12 августа 1823 года император санкционировал учреждение епархиальных попечительств о бедных духовного звания. Им был предоставлен полуавтономный статус в епархиальном управлении, «отдельно от духовных консисторий». Но они также должны были действовать «под непосредственным ведомством местного Архиерея»140. Центральный комитет должен был состоять из шести членов, избранных епископом из числа епархиального духовенства, один из которых должен был быть также и членом консистории. Половина комитета должна была состоять из постоянных жителей епархиального города, чтобы попечительство могло собираться ежемесячно, тогда как другая половина могла приезжать из других мест епархии, чтобы «заниматься исполнением его поручений на своих местах»141. Местные комитеты должны были выполнять работу по сбору и распределению средств по всей епархии. Центральный комитет должен был сотрудничать с тремя представителями приходского духовенства в каждом уезде епархии142. Эти местные комитеты были обязаны представлять ежегодные отчеты благочинному, в юрисдикции которого они находились, с подробным описанием всех расходов. Отчеты затем направлялись в центральный комитет143. Несмотря на подчинение попечительства епископу и надзор со стороны назначенных им лиц, оно не имело принудительной власти над приходским духовенством, полностью полагаясь на его добровольное и неформальное сотрудничество вне иерархической цепочки приказаний.

Тексты предложений Синода и других правоустанавливающих документов свидетельствуют о том, что попечительства строились на уже существовавшей культуре взаимопомощи среди приходского духовенства.

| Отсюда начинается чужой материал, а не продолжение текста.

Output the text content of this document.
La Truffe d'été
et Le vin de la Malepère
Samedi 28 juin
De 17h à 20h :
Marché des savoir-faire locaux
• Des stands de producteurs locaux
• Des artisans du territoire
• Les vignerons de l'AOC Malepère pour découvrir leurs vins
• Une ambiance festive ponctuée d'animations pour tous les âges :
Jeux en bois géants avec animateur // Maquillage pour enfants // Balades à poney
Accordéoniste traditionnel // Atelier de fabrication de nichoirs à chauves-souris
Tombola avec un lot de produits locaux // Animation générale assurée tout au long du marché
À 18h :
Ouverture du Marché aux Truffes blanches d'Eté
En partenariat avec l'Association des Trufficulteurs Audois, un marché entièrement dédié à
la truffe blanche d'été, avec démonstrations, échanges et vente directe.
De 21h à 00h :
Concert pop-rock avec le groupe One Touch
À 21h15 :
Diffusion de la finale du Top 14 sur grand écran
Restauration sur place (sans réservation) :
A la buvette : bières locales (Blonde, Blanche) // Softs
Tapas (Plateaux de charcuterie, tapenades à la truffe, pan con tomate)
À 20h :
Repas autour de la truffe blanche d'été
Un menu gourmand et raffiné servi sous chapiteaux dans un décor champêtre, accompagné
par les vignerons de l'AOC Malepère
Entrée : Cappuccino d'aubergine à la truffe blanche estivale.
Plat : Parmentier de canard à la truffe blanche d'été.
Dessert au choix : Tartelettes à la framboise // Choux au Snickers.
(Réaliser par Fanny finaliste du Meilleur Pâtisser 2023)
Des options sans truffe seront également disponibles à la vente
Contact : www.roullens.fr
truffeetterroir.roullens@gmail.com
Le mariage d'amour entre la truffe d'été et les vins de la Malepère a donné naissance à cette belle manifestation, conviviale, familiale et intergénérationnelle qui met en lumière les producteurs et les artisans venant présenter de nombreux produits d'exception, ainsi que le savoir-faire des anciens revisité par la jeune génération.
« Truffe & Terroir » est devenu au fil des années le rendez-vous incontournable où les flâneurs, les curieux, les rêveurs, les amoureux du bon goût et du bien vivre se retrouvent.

Чтобы сохранить ресурсы попечительства, претендентам на помощь было предложено, когда это возможно, полагаться на сети родства: «Если случится, что вспоможения будут просить имеющие при местах детей или ближних достаточных родственников, то Попечительство, вместо назначения пособия, употребляет средства к убеждению детей и ближних родственников, по Апостолу: свой дом благочестиво устроити и взаим воздаяти родителям»144. Попечительства полагались на сети родства для получения информации с целью тщательного изучения запросов на помощь и обеспечения надлежащего и эффективного ее предоставления: «Дабы пособия раздавать с истинною потребностию, для сего требуется, чтобы ищущий пособия, если он не довольно известен, в прошении к Епархиальному Архиерею изложил: 1) чей он сын; 2) сколько ему лет от рождения; 3) где и сколько времени находился в службе; 4) имеет ли семейство и кого именно в семействе»145. Убедившись в том, что члены этих родственных сетей не отказались от своих обязанностей, как было указано выше, попечительство ставило своей целью соединить их усилия и расширить их совокупное влияние на всю епархию: «Точное сведение местных обстоятельств и благодетельная попечительность без сомнения откроют сии источники, ежели не во всех, то по крайней мере в некоторых Епархиях»146. Таким образом, в стремлении справиться с растущим числом обедневших и обездоленных представителей духовного сословия режим позволил расширить сети социальной поддержки духовенства до масштабов епархии, границы которой совпадали с границами губернии.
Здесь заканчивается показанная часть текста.